Today, we can distinguish several types of tools that provide augmented reality. Whether you want to add contextual information onto your screen using your device camera or to place 3D models in your real life environment, you can choose between augmented reality apps that serve as browsers or 3D viewer tools.

Besides marketing and entertainment, AR is rapidly integrating into many aspects of modern life, overlaying our perception of the real world in education, culture, science, medicine, and the military. The development of AR apps is taking two paths: general usage for all users, or specific usage created by certain brands. Some notable examples include:

Coca-Cola Germany implementing AR effect in their sales process last year.

Lexus using AR apps to allow customers to browse for car models that are currently not located in store.

AZEK, maker of exterior buildings products, launches an AR app that helps contractors’ choices match with client preferences.

The residents of Netherlands get one of the first augmented reality apps called Layar, which provides various information about scanned area.
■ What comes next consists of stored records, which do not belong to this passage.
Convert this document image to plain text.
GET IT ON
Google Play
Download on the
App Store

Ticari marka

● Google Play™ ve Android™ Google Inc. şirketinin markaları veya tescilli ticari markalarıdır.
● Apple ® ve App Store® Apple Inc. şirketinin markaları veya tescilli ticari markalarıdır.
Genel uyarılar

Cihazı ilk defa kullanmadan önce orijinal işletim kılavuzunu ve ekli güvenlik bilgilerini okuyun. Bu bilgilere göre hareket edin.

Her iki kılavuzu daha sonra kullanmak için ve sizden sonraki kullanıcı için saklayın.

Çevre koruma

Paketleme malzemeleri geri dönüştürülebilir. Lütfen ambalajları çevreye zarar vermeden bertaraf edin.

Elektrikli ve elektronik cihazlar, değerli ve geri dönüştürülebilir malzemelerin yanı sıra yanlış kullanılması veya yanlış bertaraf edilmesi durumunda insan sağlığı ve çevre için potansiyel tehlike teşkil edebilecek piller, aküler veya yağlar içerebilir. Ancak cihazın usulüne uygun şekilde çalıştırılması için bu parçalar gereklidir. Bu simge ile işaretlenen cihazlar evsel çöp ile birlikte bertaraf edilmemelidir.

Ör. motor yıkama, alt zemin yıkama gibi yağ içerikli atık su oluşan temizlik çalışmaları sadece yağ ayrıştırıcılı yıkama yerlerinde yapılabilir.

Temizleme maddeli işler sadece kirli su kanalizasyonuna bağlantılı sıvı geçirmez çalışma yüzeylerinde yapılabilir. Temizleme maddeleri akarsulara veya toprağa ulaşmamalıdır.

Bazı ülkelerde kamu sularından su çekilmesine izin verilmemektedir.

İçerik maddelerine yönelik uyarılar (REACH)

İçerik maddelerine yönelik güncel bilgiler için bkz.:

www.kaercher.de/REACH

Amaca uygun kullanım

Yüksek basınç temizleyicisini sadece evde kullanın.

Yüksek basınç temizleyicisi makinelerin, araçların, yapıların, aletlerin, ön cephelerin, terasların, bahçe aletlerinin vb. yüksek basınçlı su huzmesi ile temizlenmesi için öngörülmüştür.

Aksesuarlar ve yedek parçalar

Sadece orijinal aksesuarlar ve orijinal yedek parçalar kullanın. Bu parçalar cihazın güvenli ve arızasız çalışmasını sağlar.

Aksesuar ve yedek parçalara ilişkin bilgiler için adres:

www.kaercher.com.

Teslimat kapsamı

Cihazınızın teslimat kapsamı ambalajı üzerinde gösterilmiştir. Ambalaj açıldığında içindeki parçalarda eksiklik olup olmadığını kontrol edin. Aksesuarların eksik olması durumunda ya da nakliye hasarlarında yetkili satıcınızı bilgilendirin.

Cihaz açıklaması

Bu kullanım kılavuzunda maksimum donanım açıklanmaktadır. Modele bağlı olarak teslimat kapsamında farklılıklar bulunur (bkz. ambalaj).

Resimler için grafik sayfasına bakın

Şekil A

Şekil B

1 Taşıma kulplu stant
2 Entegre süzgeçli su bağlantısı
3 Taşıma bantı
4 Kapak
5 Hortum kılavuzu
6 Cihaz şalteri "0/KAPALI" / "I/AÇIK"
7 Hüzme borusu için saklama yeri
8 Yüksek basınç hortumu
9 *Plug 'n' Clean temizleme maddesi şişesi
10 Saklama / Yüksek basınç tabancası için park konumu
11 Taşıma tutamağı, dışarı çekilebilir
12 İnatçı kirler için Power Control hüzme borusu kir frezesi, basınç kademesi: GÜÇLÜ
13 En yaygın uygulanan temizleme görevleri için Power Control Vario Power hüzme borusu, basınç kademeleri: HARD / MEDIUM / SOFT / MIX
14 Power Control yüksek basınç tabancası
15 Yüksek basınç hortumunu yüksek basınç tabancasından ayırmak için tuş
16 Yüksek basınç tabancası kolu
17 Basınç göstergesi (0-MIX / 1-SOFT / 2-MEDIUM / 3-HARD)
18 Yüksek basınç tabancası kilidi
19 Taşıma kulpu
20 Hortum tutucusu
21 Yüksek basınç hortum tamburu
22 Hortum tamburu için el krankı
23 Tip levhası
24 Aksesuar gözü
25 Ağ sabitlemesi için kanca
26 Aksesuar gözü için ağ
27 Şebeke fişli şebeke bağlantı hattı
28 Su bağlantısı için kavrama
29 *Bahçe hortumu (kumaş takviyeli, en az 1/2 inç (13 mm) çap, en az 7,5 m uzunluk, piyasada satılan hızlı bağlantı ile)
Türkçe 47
What Does The Future Hold?

A huge step into the future was already taken by Microsoft with its massive project called HoloLens. This AR headset will make an impact on every part of our everyday life, during work or in our spare time.

The use of augmented reality holds a very prospective future. Every day a new idea rises with a solution that will upgrade modern life. The automobile industry already began supporting AR effects., such as Jaguar who introduced the 360 Virtual Urban Windscreen concept back in 2014 that projected a “ghost car” on your windshield glass, thus replacing GPS audio instructions.

Considering the inevitable progress that technological revolutions are carrying, we could expect drastic changes in medicine where using AR would decrease the chance of human mistakes, educate patients and doctors about certain conditions, and even minimize invasive surgery.

In the end, AR is possible to integrate into any sphere of life, but examples such as the Google Glass and the burden of living up to its promises should ease our thrill and suggest that progress doesn’t just come overnight.